Evaluate? #lim/(xrarr0)#(#1/(tsqrt(1+t))-1/t#)

1 Answer
Feb 4, 2018

#-1/2#

Explanation:

I am assuming that we have:
#lim_(t->0)(1/(tsqrt(1+t))-1/t)#

Since substituting 0 in the place of #t# gives #1/0-1/0#, let's simplify the function.

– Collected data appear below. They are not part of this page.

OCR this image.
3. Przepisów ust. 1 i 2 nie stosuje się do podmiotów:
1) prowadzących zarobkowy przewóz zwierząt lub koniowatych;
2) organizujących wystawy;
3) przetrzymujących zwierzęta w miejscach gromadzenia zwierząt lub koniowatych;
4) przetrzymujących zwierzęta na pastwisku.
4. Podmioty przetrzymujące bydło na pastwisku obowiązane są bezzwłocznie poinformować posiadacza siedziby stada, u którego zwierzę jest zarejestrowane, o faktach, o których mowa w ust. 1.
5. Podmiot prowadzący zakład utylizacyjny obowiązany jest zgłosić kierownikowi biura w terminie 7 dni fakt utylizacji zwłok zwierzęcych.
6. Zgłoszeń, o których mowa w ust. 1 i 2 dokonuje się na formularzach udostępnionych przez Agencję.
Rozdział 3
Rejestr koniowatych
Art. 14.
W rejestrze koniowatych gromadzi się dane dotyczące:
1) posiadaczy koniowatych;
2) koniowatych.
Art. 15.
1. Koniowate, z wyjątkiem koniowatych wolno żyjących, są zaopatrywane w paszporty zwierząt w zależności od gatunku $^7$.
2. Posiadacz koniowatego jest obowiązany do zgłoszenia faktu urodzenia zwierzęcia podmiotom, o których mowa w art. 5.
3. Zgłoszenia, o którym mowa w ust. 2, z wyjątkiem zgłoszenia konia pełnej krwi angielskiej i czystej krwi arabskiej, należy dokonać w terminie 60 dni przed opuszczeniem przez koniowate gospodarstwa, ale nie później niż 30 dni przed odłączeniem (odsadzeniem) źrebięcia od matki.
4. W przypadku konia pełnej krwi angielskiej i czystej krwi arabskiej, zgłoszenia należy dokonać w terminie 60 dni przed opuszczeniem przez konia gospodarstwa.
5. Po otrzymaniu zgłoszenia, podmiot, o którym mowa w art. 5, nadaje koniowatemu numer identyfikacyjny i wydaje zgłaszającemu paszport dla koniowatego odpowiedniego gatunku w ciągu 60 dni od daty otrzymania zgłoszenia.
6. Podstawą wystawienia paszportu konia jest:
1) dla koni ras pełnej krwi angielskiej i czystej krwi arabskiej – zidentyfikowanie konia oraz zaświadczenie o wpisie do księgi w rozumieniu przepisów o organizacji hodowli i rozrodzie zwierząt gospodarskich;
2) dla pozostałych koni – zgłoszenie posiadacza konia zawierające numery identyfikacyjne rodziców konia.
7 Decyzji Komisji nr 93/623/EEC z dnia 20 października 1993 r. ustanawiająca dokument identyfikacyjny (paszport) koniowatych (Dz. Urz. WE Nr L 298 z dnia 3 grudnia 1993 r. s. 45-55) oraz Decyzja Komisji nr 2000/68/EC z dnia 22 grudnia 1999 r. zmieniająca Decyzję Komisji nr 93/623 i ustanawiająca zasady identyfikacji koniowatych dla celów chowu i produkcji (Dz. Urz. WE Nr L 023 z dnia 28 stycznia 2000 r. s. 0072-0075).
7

We find the LCM between #tsqrt(1+t)# and #t#

We see that it is #tsqrt(1+t)#

We now rewrite our function.
#1/(tsqrt(1+t))-1/t=>1/(tsqrt(1+t))-1/t*(sqrt(1+t))/(sqrt(1+t))#

=>#1/(tsqrt(1+t))-(sqrt(1+t))/(tsqrt(1+t))#

=>#(1-sqrt(1+t))/(tsqrt(1+t))#

Let's try to rationalize the numerator.

=>#(1-sqrt(1+t))/(tsqrt(1+t))*(1+sqrt(1+t))/(1+sqrt(1+t))#

=>#(1-(1+t))/(tsqrt(1+t)+t(1+t))#

=>#(-t)/(tsqrt(1+t)+t+t^2)#

=>#(-t)/(t(sqrt(1+t)+1+t))# We can now cross out the #t#'s.

=>#(-1)/(sqrt(1+t)+1+t)#

We can now plug 0 in the place of #t# to find our limit.

=>#lim_(t->0)(1/(tsqrt(1+t))-1/t)=(-1)/(sqrt(1+0)+1+0)#

=>#lim_(t->0)(1/(tsqrt(1+t))-1/t)=(-1)/(sqrt(1)+1)#

=>#lim_(t->0)(1/(tsqrt(1+t))-1/t)=(-1)/(2)#

=>#lim_(t->0)(1/(tsqrt(1+t))-1/t)=-1/2#

That is our answer!

This works because there was a hole in the graph of our original function. Our new one simply traces over that point, making that point defined. If the function was, say, asymptotically discontinuous (and undefined) at a given point, then our trick would not be able to work.